Facedown Positioning Following Surgery for Large Full-Thickness Macular Hole: Summary of a Randomized Clinical Trial and Invited Commentary

Written by: Rehan M. Hussain, MD

June 2020

Pasu S, Bell L, Zenasni Z, et al; The Positioning in Macular Hole Surgery (PIMS) Study Group. Facedown positioning following surgery for large full-thickness macular hole: a multicenter randomized clinical trial. JAMA Ophthalmol. Published online May 7, 2020. doi:10.1001/jamaophthalmol. 2020.0987

Smiddy WE, Flynn HW Jr, Vanner EA. Facedown Postoperative Positioning for Large Macular Holes. JAMA Ophthalmol. doi:10.1001/jamaophthalmol.2020.0987 Published online May 7, 2020.

Full thickness macular hole (MH) is often treated with vitrectomy, internal limiting membrane peel, and gas tamponade. A period of postoperative facedown positioning may be advised to promote contact of the gas bubble with the macula to facilitate hole closure. This can be a challenging and uncomfortable task for patients, especially those with other health conditions that limit their ability to position appropriately. One systemic review found that for smaller macular holes (< 400 micrometers in minimum diameter), there was no significant association between facedown positioning and hole closure. For MH greater than 400 micrometer diameter, several studies have suggested that face-down positioning may improve hole closure rate, though these studies are heterogenous with use of varying tamponade agents, which makes it difficult to let these results guide practice.

The study by Pasu et al was a prospective multicenter trial that sought to determine if facedown positioning improves rate of closure for MH with > 400 micrometer diameter and duration of <12 months. 185 patients were treated with PPV/ILM peel/14% C3F8 followed for at least 3 months. Patients were randomized 1:1 to either perform facedown or face forward positioning for 8 hours per day for 5 days. The baseline characteristics of both groups were similar, though the facedown positioning group had a slightly smaller median macular hole diameter (480 vs 517 micrometers).

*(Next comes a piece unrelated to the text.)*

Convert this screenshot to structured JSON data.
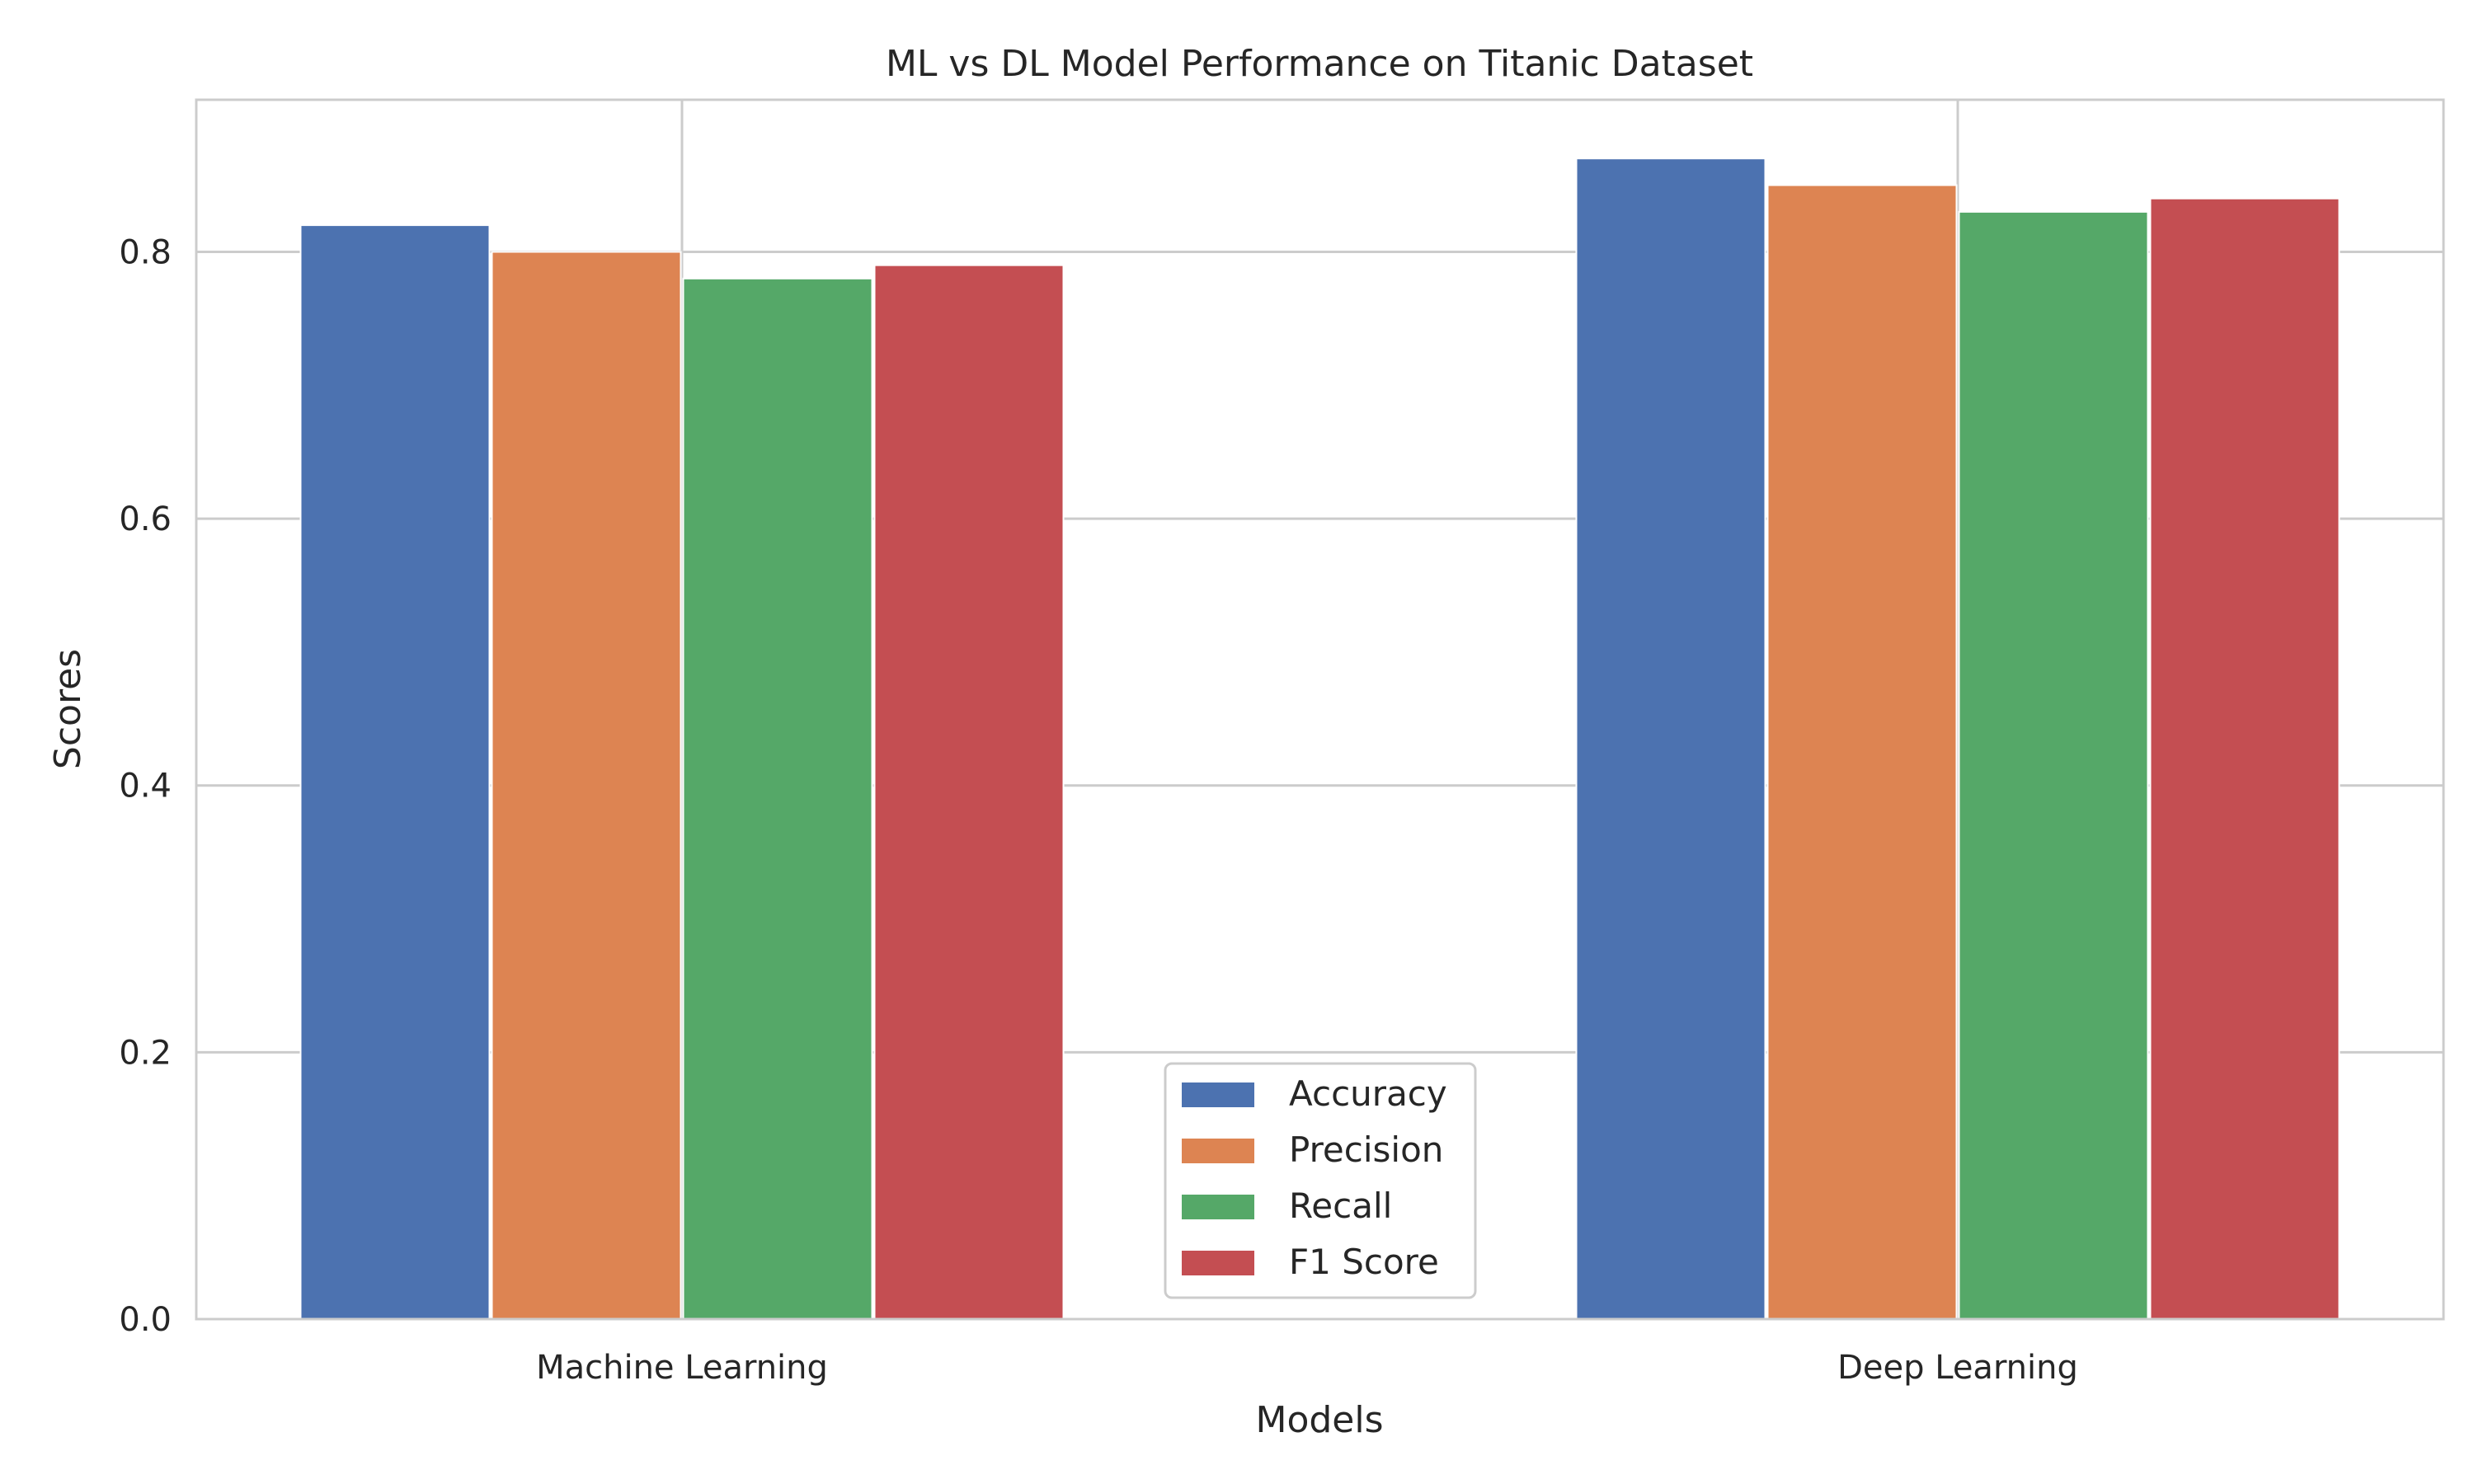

The primary outcome was closure of the MH determined 3 months following surgery. Secondary outcome measures at 3 months were visual acuity, participant-reported experience of positioning, and quality of life measured by the National Eye Institute Visual Function Questionnaire 25 (NEI VFQ-25).

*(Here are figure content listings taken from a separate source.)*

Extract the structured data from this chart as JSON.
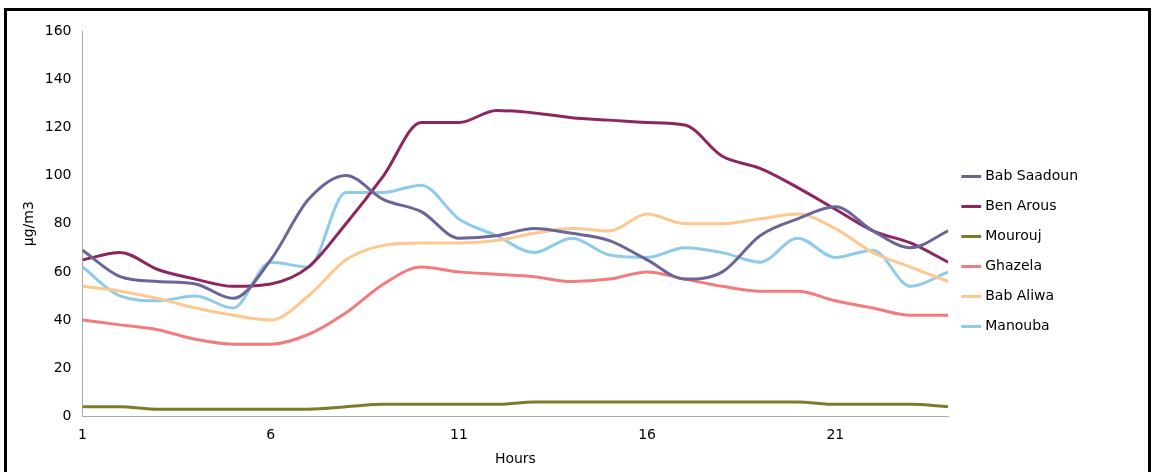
{
  "chart_data": {
    "type": "line",
    "xlabel": "Hours",
    "ylabel": "µg/m3",
    "x": [
      1,
      2,
      3,
      4,
      5,
      6,
      7,
      8,
      9,
      10,
      11,
      12,
      13,
      14,
      15,
      16,
      17,
      18,
      19,
      20,
      21,
      22,
      23,
      24
    ],
    "xlim": [
      1,
      24
    ],
    "xticks": [
      1,
      6,
      11,
      16,
      21
    ],
    "ylim": [
      0,
      160
    ],
    "yticks": [
      0,
      20,
      40,
      60,
      80,
      100,
      120,
      140,
      160
    ],
    "grid": false,
    "legend": "right",
    "marker": "none",
    "line_style": "solid",
    "series": [
      {
        "name": "Bab Saadoun",
        "color": "#6a6599",
        "values": [
          69,
          58,
          56,
          55,
          49,
          65,
          90,
          100,
          90,
          85,
          74,
          75,
          78,
          76,
          73,
          65,
          57,
          60,
          75,
          82,
          87,
          77,
          70,
          77
        ]
      },
      {
        "name": "Ben Arous",
        "color": "#8e2460",
        "values": [
          65,
          68,
          61,
          57,
          54,
          55,
          62,
          80,
          100,
          122,
          122,
          127,
          126,
          124,
          123,
          122,
          121,
          108,
          103,
          95,
          86,
          77,
          72,
          64
        ]
      },
      {
        "name": "Mourouj",
        "color": "#7b7b2a",
        "values": [
          4,
          4,
          3,
          3,
          3,
          3,
          3,
          4,
          5,
          5,
          5,
          5,
          6,
          6,
          6,
          6,
          6,
          6,
          6,
          6,
          5,
          5,
          5,
          4
        ]
      },
      {
        "name": "Ghazela",
        "color": "#f47b7d",
        "values": [
          40,
          38,
          36,
          32,
          30,
          30,
          34,
          43,
          55,
          62,
          60,
          59,
          58,
          56,
          57,
          60,
          57,
          54,
          52,
          52,
          48,
          45,
          42,
          42
        ]
      },
      {
        "name": "Bab Aliwa",
        "color": "#fdc78d",
        "values": [
          54,
          52,
          49,
          45,
          42,
          40,
          50,
          65,
          71,
          72,
          72,
          73,
          76,
          78,
          77,
          84,
          80,
          80,
          82,
          84,
          78,
          68,
          62,
          56
        ]
      },
      {
        "name": "Manouba",
        "color": "#8ecbeb",
        "values": [
          62,
          50,
          48,
          50,
          45,
          64,
          62,
          93,
          93,
          96,
          82,
          75,
          68,
          74,
          67,
          66,
          70,
          68,
          64,
          74,
          66,
          69,
          54,
          60
        ]
      }
    ]
  }
}
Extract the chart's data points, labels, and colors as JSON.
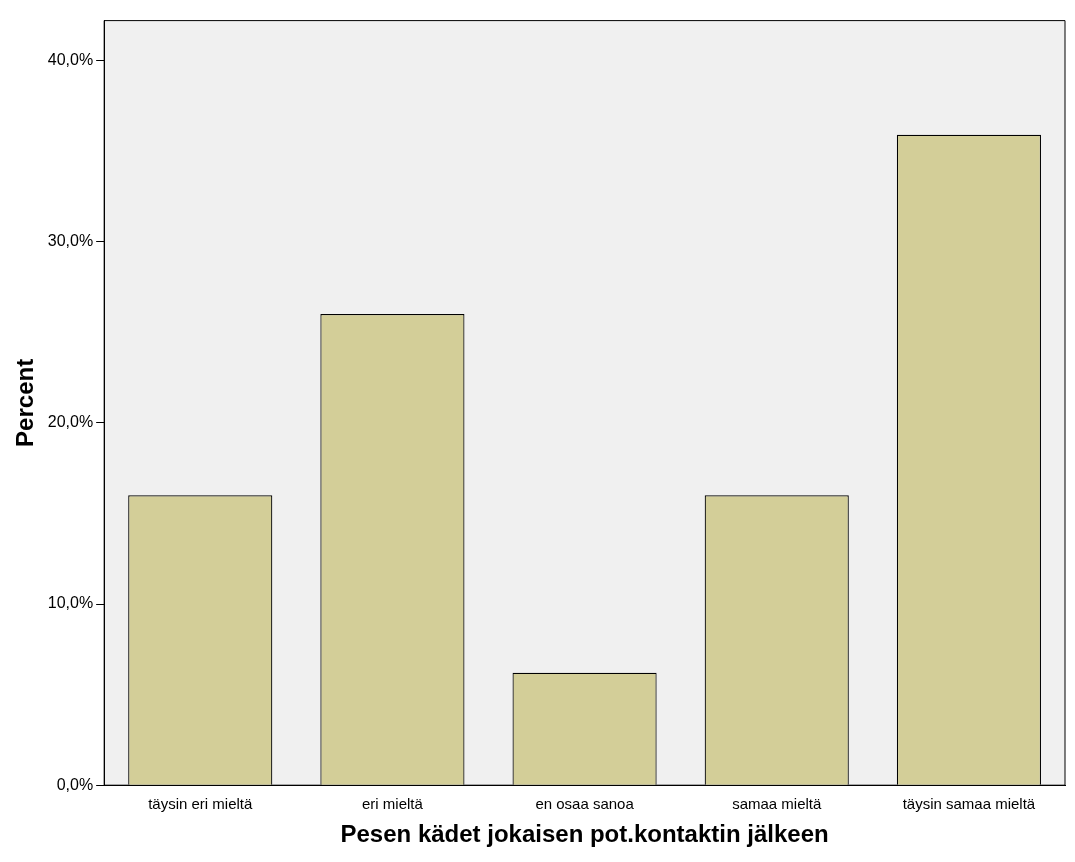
{
  "chart_data": {
    "type": "bar",
    "xlabel": "Pesen kädet jokaisen pot.kontaktin jälkeen",
    "ylabel": "Percent",
    "categories": [
      "täysin eri mieltä",
      "eri mieltä",
      "en osaa sanoa",
      "samaa mieltä",
      "täysin samaa mieltä"
    ],
    "values": [
      16.0,
      26.0,
      6.2,
      16.0,
      35.9
    ],
    "color": "#d3ce98",
    "ylim": [
      0,
      42.2
    ],
    "yticks": [
      {
        "value": 0,
        "label": "0,0%"
      },
      {
        "value": 10,
        "label": "10,0%"
      },
      {
        "value": 20,
        "label": "20,0%"
      },
      {
        "value": 30,
        "label": "30,0%"
      },
      {
        "value": 40,
        "label": "40,0%"
      }
    ],
    "grid": false,
    "legend": false
  }
}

Macular hole closure was observed in 77/90 (85.6%) of those who were advised to position face forward and 84/88 (95.5%) of those advised to position facedown (P = .08). The mean (SD) improvement in best-corrected visual acuity at 3 months was 0.34 (0.69) logMAR (equivalent to 1 Snellen line) in the face-forward group and 0.57 (0.42) logMAR (equivalent to 3 Snellen lines) in the facedown group (P = .01). The median NEI VFQ- 25 score was 89 in the facedown group and 87 in the face-forward group (P=0.41).

The authors concluded that MH closure in those advised to position facing down was not shown to be superior to MH closure in those facing forward. However, secondary visual acuity outcomes appeared to be superior in the facedown group. A possible benefit to visual acuity is unclear, although facedown positioning might protect phakic eyes against gas induced cataract.

In a related commentary about the above article, Smiddy and colleagues point out that while the study did not find a statistically significant difference in MH closure rate, the significant difference in visual acuity (20/80 in facedown group vs 20/120 in face forward) should actually be considered the most important outcome metric to guide clinical decision making. They also highlight that the study did not include a non-inferiority evaluation. In a superiority evaluation such as this one, the lack of a statistically significant outcome should not lead to a conclusion that the groups’ anatomic results are the same.

Smiddy et al also note that the consensus among many surgeons is to approximate facedown positioning for 24 hours per day. Thus, the differences between the treatment groups are expected to be less, because of the lower “dosage” of facedown positioning in this study (8 hours rather than 24 hours). He concludes that while these results do not encourage abandonment of facedown positioning, they are sufficient to encourage the surgeon to attempt surgery on a patient who will not be able to maintain a facedown position stringently.